15 - O depósito a prazo foi renovado sucessivamente e o R “Banco DD” enviou-lhes os respectivos extractos, com as respectivas renovações e alterações das taxas de juro, em 26-09-2005 (doc. 12).

16 - Em 25-09-2006, o depósito a prazo foi renovado por 365 dias, com a taxa de juro líquida de 3 % ao ano (doc. 13).

17 - Em 3-10-2008, o depósito a prazo foi renovado por 365 dias, com a taxa de juro líquida de 3,65 % ao ano (doc. 14).

18 - Em 2-10-2009, o depósito a prazo foi renovado por 365 dias, com a taxa de juro líquida de 2,75 % ao ano (doc. 15).

19 - Em 17-10-2010, o depósito a prazo foi renovado por 365 dias, com a taxa de juro líquida de 2,75 % ao ano (doc. 16).

20 - Em 4-10-2011, o depósito a prazo foi renovado por 365 dias, com a taxa de juro líquida de 3% ao ano (doc. 17).

21 - Em 4-10-2012, o depósito a prazo foi renovado por 365 dias, com a taxa de juro líquida de 3 % ao ano (doc. 18).

22 - À data do último extracto este depósito a prazo, a que foi atribuído o número de conta Lau-8976-00, tinha o valor de 12.454,10 francos suíços (docs. 12 a 18).

23 - Em 12-10-2005, depositaram 5.000 francos suíços e em 16-11-2005 depositaram 10.000 francos suíços (docs. 19 e 20).

24 - E constituíram mais um depósito a prazo no valor de 15.000,00 francos suíços, pelo prazo de 365 dias, com a taxa de juro líquida de 2,75 % (doc. 21).

26 - O depósito a prazo foi renovado sucessivamente e o R “Banco DD” enviou aos AA os respectivos extractos, com as respectivas renovações e alterações das taxas de juro.

27 - Em 28-11-2005 (doc. 21) e em 17-10-2006, o depósito a prazo foi renovado por 365 dias, com a taxa de juro líquido de 3 % ao ano (doc. 22).

28 - Em 24-10-2008, o depósito a prazo foi renovado por 365 dias, com a taxa de juro líquida de 3,75 % ao ano (doc. 23).

29 - Em 25 de Outubro de 2009, o depósito a prazo foi renovado por 365 dias, com a taxa de juro líquida de 2,75 % ao ano (doc. 24).
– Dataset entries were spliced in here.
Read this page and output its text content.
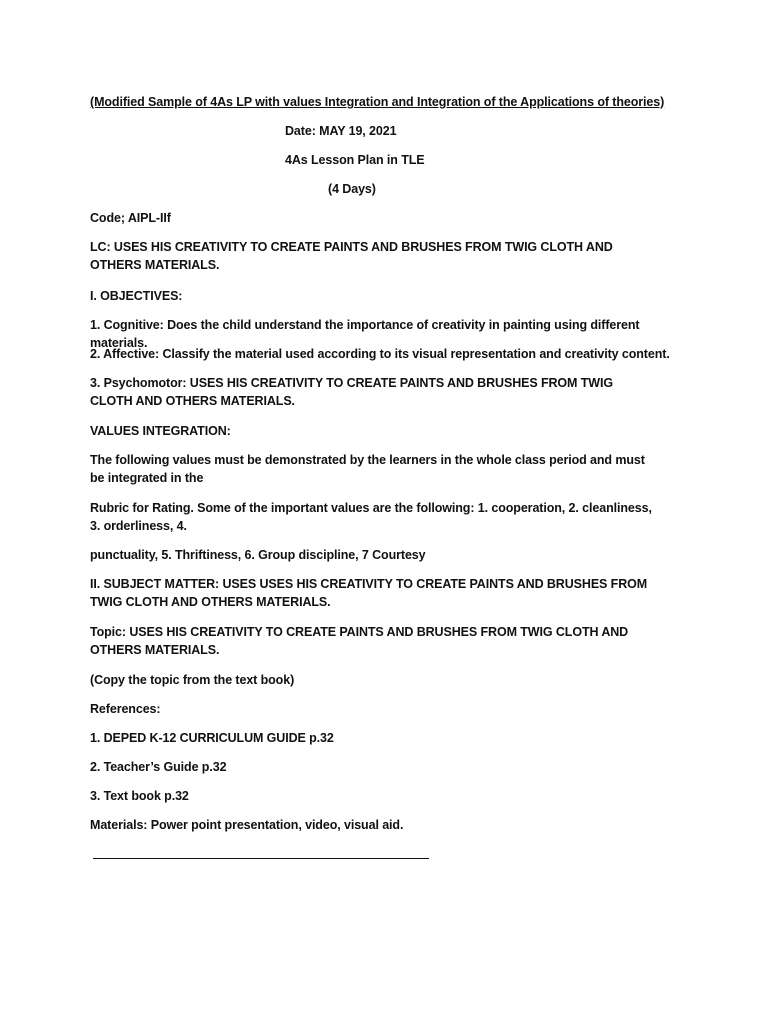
(Modified Sample of 4As LP with values Integration and Integration of the Applications of theories)
Date: MAY 19, 2021
4As Lesson Plan in TLE
(4 Days)
Code; AIPL-IIf
LC: USES HIS CREATIVITY TO CREATE PAINTS AND BRUSHES FROM TWIG CLOTH AND OTHERS MATERIALS.
I. OBJECTIVES:
1. Cognitive: Does the child understand the importance of creativity in painting using different materials.
2. Affective: Classify the material used according to its visual representation and creativity content.
3. Psychomotor: USES HIS CREATIVITY TO CREATE PAINTS AND BRUSHES FROM TWIG CLOTH AND OTHERS MATERIALS.
VALUES INTEGRATION:
The following values must be demonstrated by the learners in the whole class period and must be integrated in the
Rubric for Rating. Some of the important values are the following: 1. cooperation, 2. cleanliness, 3. orderliness, 4.
punctuality, 5. Thriftiness, 6. Group discipline, 7 Courtesy
II. SUBJECT MATTER: USES USES HIS CREATIVITY TO CREATE PAINTS AND BRUSHES FROM TWIG CLOTH AND OTHERS MATERIALS.
Topic: USES HIS CREATIVITY TO CREATE PAINTS AND BRUSHES FROM TWIG CLOTH AND OTHERS MATERIALS.
(Copy the topic from the text book)
References:
1. DEPED K-12 CURRICULUM GUIDE p.32
2. Teacher’s Guide p.32
3. Text book p.32
Materials: Power point presentation, video, visual aid.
30 - Em 27-10-2010, o depósito a prazo foi renovado por 365 dias, com a taxa de juro líquida de 2,75 % ao ano (doc. 25).

31 - Em 28-10-2011, o depósito a prazo foi renovado por 365 dias, com a taxa de juro líquida de 3% ao ano (doc. 26).

32 - Em 28-10-2012, o depósito a prazo foi renovado por 365 dias, com a taxa de juro líquida de 3,25 % ao ano (doc. 27).

33 - À data do último extracto este depósito a prazo tinha o valor de 18.613,40 francos suíços (docs. 21 a 27).

34 - Em 5-03-2009, depositaram 5.000 francos suíços e em 11-03-2009, depositaram 15.000 francos suíços (docs. 28 e 29).

35 - E constituíram mais um depósito a prazo no valor de 20.000,00 francos suíços, pelo prazo de 365 dias, com a taxa de juro líquida de 2,50 % (doc. 30).

36 - O depósito a prazo foi renovado sucessivamente e o R “Banco DD” enviou aos AA os respectivos extractos, com as respectivas renovações e alterações das taxas de juro, designadamente em 20-03-2009 (doc. 30).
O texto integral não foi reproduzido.